If you could describe more about how you use the cache that might help. In particular:

If you could upload a full set of logs somewhere so I can look through them that might be useful too. In the meantime I can build you a copy of Ehcache 3 with this first fix applied, and we can cross out fingers that I'm missing something and this does fix both problems.

iainstarks commented 4 years ago

Hi Chris, Thanks for the response. The cache holds some location info, so the key is a String and the value is a Pojo with the following content:public class LocationCheck implements Serializable { /* */ private static final long serialVersionUID = 3033653990506158489L; private final LocationCheckType type; private final String alias; private final String region; private final long lastChecked; private final String result; private final String lat; private final String lng; private final long distanceInMiles; private final boolean passed; private final int delay; private final StatusInfo statusInfo;

LocationCheckType is an enum StatusInfo a wrapper around a List of ErrorInfo - which a class with two Strings

The list will usually be empty or have a single entry. Not very big.

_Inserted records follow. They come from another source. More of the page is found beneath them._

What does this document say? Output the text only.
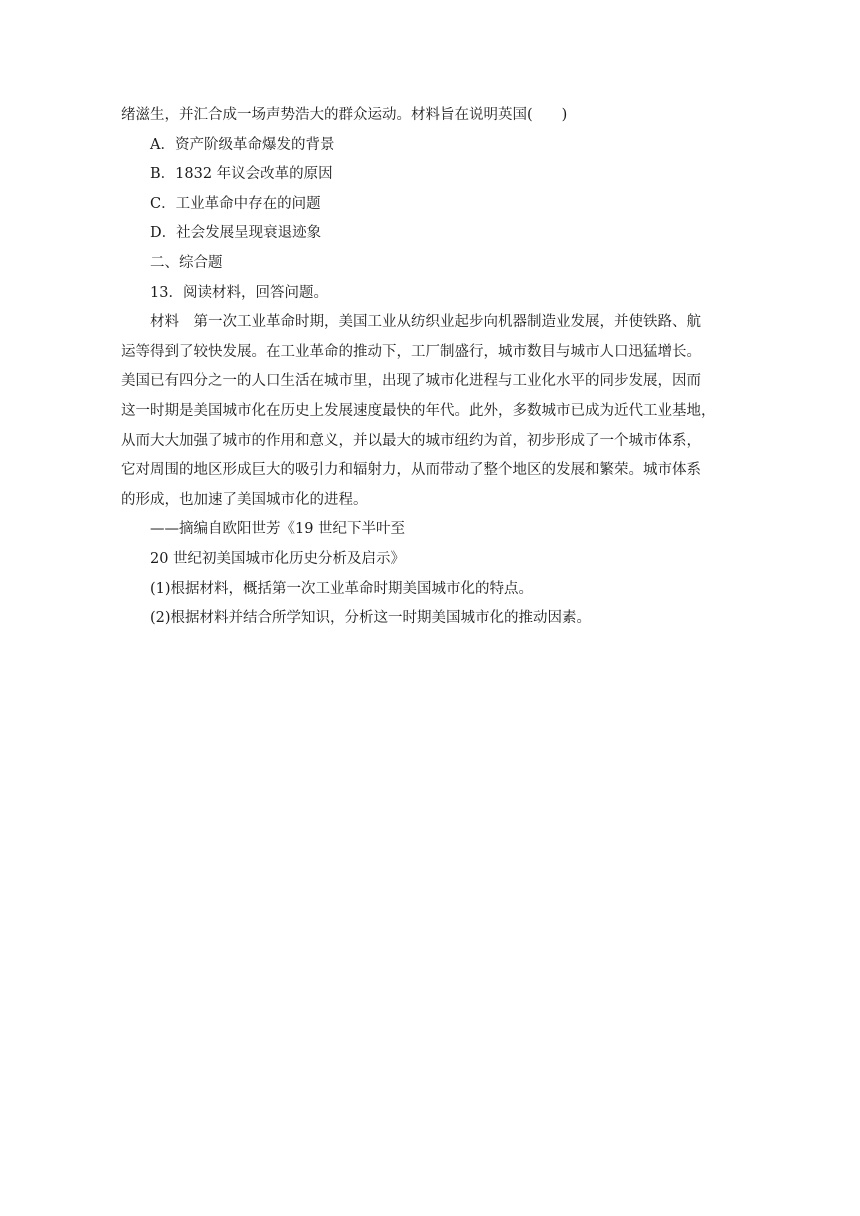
绪滋生，并汇合成一场声势浩大的群众运动。材料旨在说明英国(　　)
A．资产阶级革命爆发的背景
B．1832 年议会改革的原因
C．工业革命中存在的问题
D．社会发展呈现衰退迹象
二、综合题
13．阅读材料，回答问题。
材料　第一次工业革命时期，美国工业从纺织业起步向机器制造业发展，并使铁路、航
运等得到了较快发展。在工业革命的推动下，工厂制盛行，城市数目与城市人口迅猛增长。
美国已有四分之一的人口生活在城市里，出现了城市化进程与工业化水平的同步发展，因而
这一时期是美国城市化在历史上发展速度最快的年代。此外，多数城市已成为近代工业基地，
从而大大加强了城市的作用和意义，并以最大的城市纽约为首，初步形成了一个城市体系，
它对周围的地区形成巨大的吸引力和辐射力，从而带动了整个地区的发展和繁荣。城市体系
的形成，也加速了美国城市化的进程。
——摘编自欧阳世芳《19 世纪下半叶至
20 世纪初美国城市化历史分析及启示》
(1)根据材料，概括第一次工业革命时期美国城市化的特点。
(2)根据材料并结合所学知识，分析这一时期美国城市化的推动因素。
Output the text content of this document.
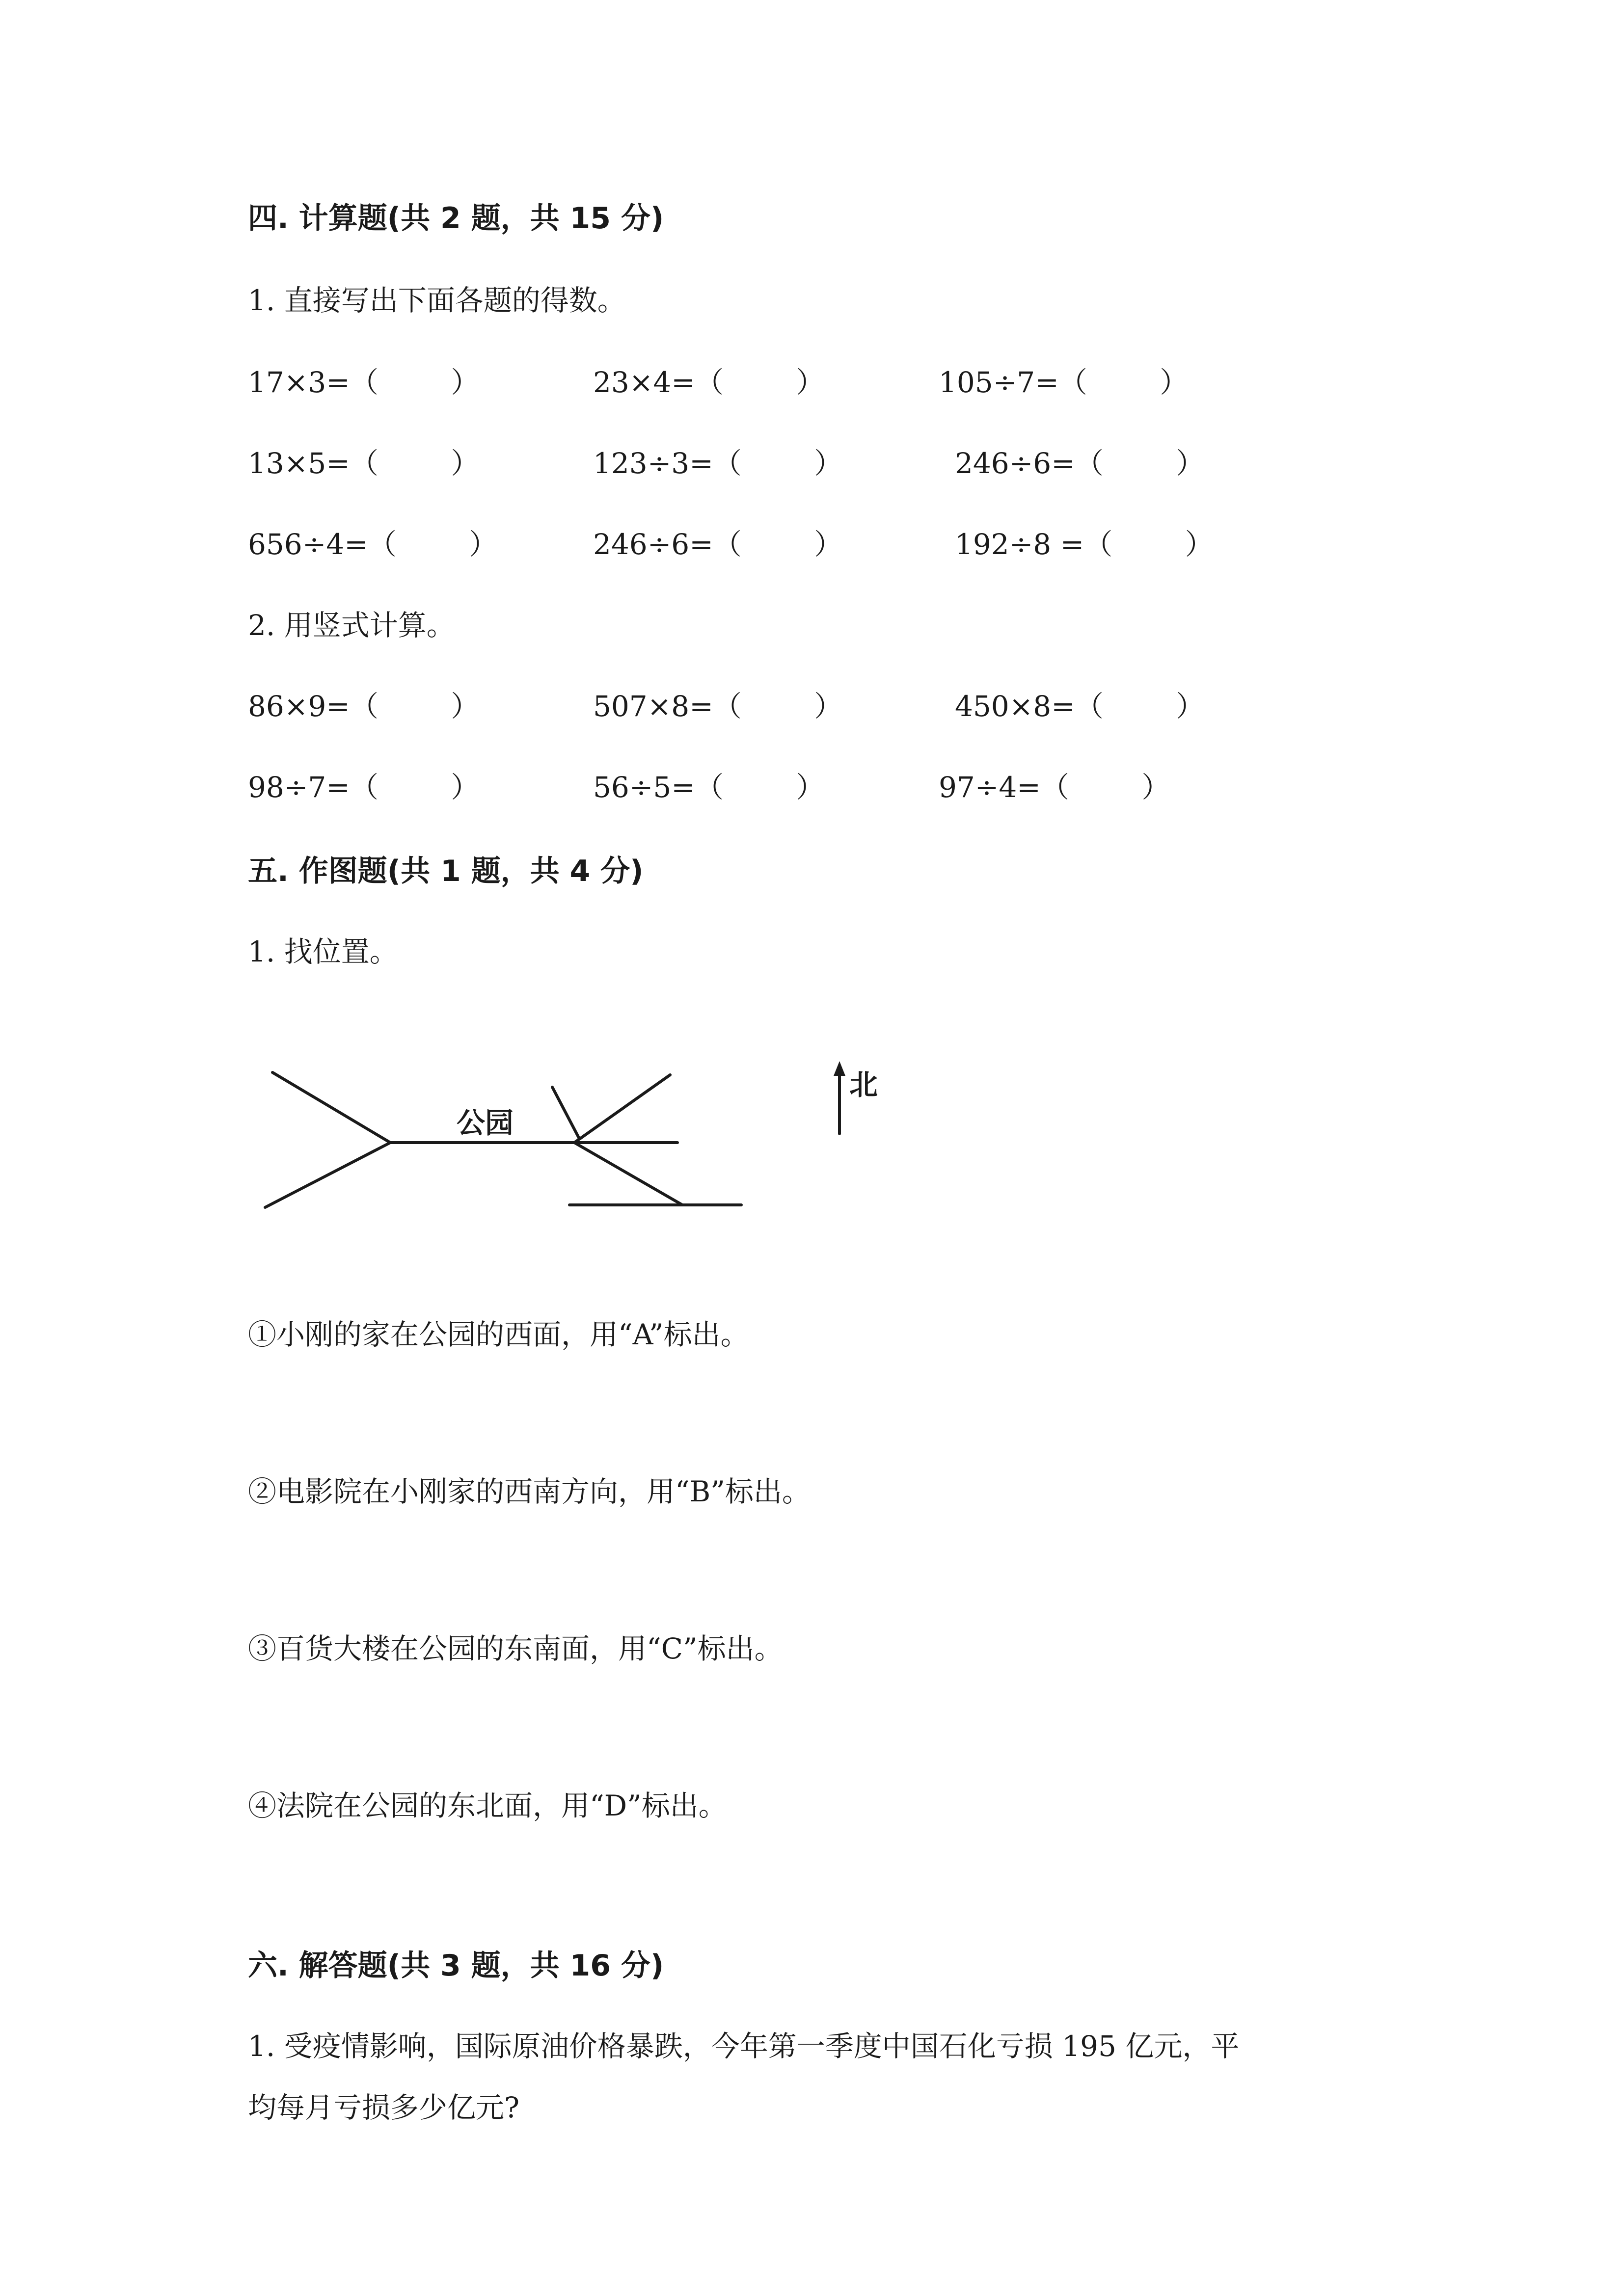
四. 计算题(共 2 题，共 15 分)
1. 直接写出下面各题的得数。
17×3=（        ）	23×4=（        ）	105÷7=（        ）
13×5=（        ）	123÷3=（        ）	246÷6=（        ）
656÷4=（        ）	246÷6=（        ）	192÷8 =（        ）
2. 用竖式计算。
86×9=（        ）	507×8=（        ）	450×8=（        ）
98÷7=（        ）	56÷5=（        ）	97÷4=（        ）
五. 作图题(共 1 题，共 4 分)
1. 找位置。
公园
北
①小刚的家在公园的西面，用“A”标出。
②电影院在小刚家的西南方向，用“B”标出。
③百货大楼在公园的东南面，用“C”标出。
④法院在公园的东北面，用“D”标出。
六. 解答题(共 3 题，共 16 分)
1. 受疫情影响，国际原油价格暴跌，今年第一季度中国石化亏损 195 亿元，平
均每月亏损多少亿元?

I think a log will be small enough to email. I'll try that.

iainstarks commented 4 years ago

Drop me an email to iainstarks@gmail.com and I'll send you the logs.

As for operations, we do a put, get a few times and then most likely a remove. We might repeat the put if the info changes. It has a tti of one day.

I would guess there would be a few thousand entries.

There are a few other caches, but I would think that one is the likely culprit.

chrisdennis commented 4 years ago

I think I know what the bigger issue is and have a fix lined up. More accurately I've found a real issue and it might be the cause of your bug. Do you have a testing environment we can try a build out in to see if this fixes the issue for you?

iainstarks commented 4 years ago

Replied by email, but just to re-iterate: no this issue has only appeared for us on a production platform. We've tried fairly hard to reproduce it elsewhere, with load tests, and general testing and it has also not occurred on different production environments. If you have some pointers as to what might cause it and how we might reproduce then that would be great. I'd really like to be able to do that so we could have some confidence that the issue is fixed and won't happen again. We're a little backed into a corner otherwise as you can imagine.